Random regression models are widely used to describe effects that change gradually over a continuous scale, for instance in genotype by environment interaction studies, where the genotype effect is modeled as a function of the environment [1]. A common measurement of the interaction is the variance in the slope of the sire reaction norms, *i.e.* sire breeding values regressed on an environmental variable. The interaction is regarded as significant if the slope variance is significant [*e.g.* [2, 3, 1]].

For the estimation of genotype by environment interactions, both sire models or animal models are used, however sire models are computationally less demanding. Thus the sire model is preferred when the model is complex, the amount of data is large, or the analysis has to be repeated many times, as in QTL analyses in which testing many positions is necessary.

Performing genetic analyses with a sire model gives an estimate of the "sire-variance", which is one fourth of the genetic variance. The remaining genetic variance (3/4) is modeled through the residual term together with the environmental variance. When the genetic variance is heterogeneous because of genotype by environment interactions, the residual variance will also be heterogeneous since part of it is genetic. Therefore, a random regression model that also accounts for heterogeneous residual variance is preferred [4, 1].
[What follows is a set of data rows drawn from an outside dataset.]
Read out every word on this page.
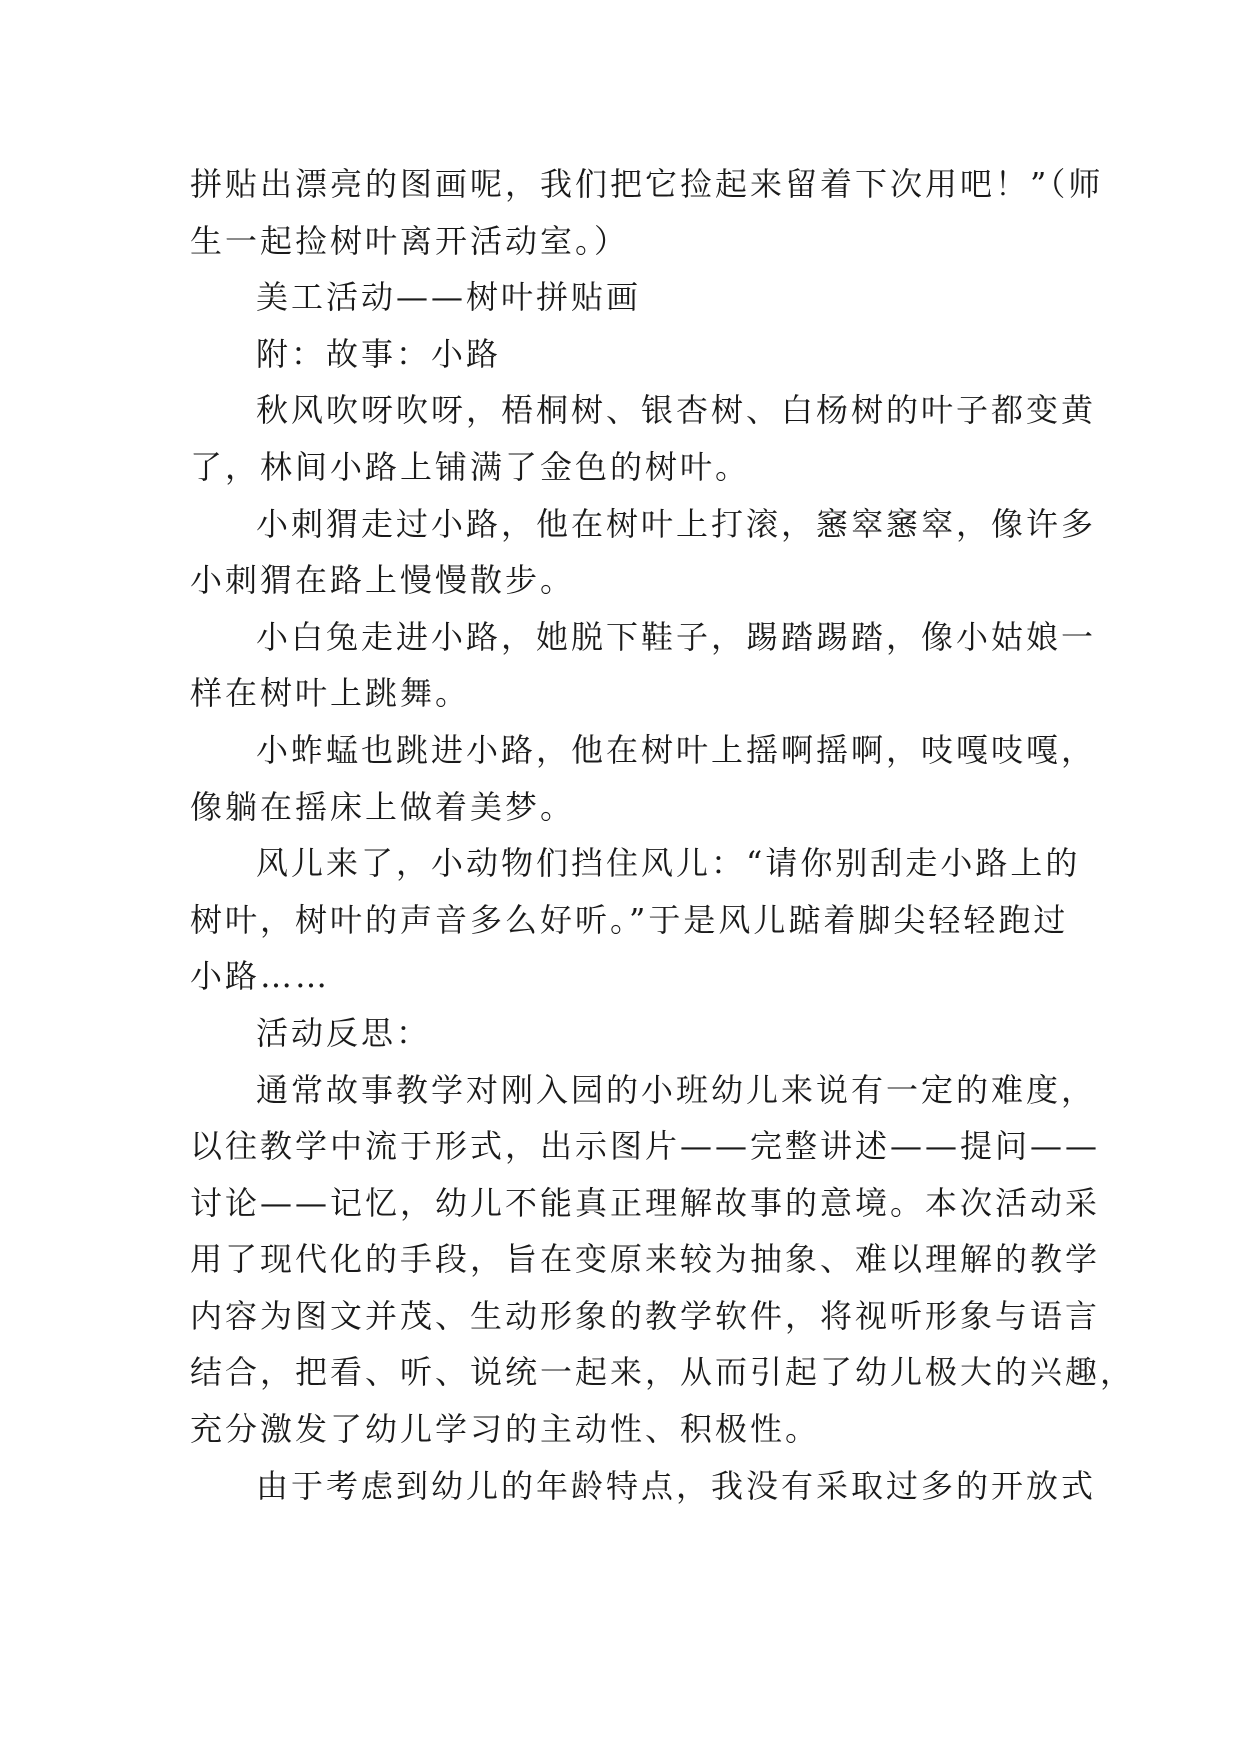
拼贴出漂亮的图画呢，我们把它捡起来留着下次用吧！”（师
生一起捡树叶离开活动室。）
美工活动——树叶拼贴画
附：故事：小路
秋风吹呀吹呀，梧桐树、银杏树、白杨树的叶子都变黄
了，林间小路上铺满了金色的树叶。
小刺猬走过小路，他在树叶上打滚，窸窣窸窣，像许多
小刺猬在路上慢慢散步。
小白兔走进小路，她脱下鞋子，踢踏踢踏，像小姑娘一
样在树叶上跳舞。
小蚱蜢也跳进小路，他在树叶上摇啊摇啊，吱嘎吱嘎，
像躺在摇床上做着美梦。
风儿来了，小动物们挡住风儿：“请你别刮走小路上的
树叶，树叶的声音多么好听。”于是风儿踮着脚尖轻轻跑过
小路……
活动反思：
通常故事教学对刚入园的小班幼儿来说有一定的难度，
以往教学中流于形式，出示图片——完整讲述——提问——
讨论——记忆，幼儿不能真正理解故事的意境。本次活动采
用了现代化的手段，旨在变原来较为抽象、难以理解的教学
内容为图文并茂、生动形象的教学软件，将视听形象与语言
结合，把看、听、说统一起来，从而引起了幼儿极大的兴趣，
充分激发了幼儿学习的主动性、积极性。
由于考虑到幼儿的年龄特点，我没有采取过多的开放式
One way to account for heterogeneous residual variance over environments is to divide the environment into classes and to assume homogeneous variance within each environmental class, but with different residual variances across classes [1]. The drawbacks of this method are that classes have to be arbitrarily defined and that the number of classes increases with the number of parameters that need to be estimated [5]. A more advantageous approach would be to model the residual variance as a function of the environment in the mixed model, but commonly used software does not facilitate this option [6]. Another possibility would be to add an extra term in the model, with a variance equal to three times the sire variance, which would model the part of the residual variance that is heterogeneous because of genetic heterogeneity. This term would be especially designed to capture residual variance originating from the genetic variance not modeled by the sire-term, but would not cover the heterogeneity of residual variance due to other origins.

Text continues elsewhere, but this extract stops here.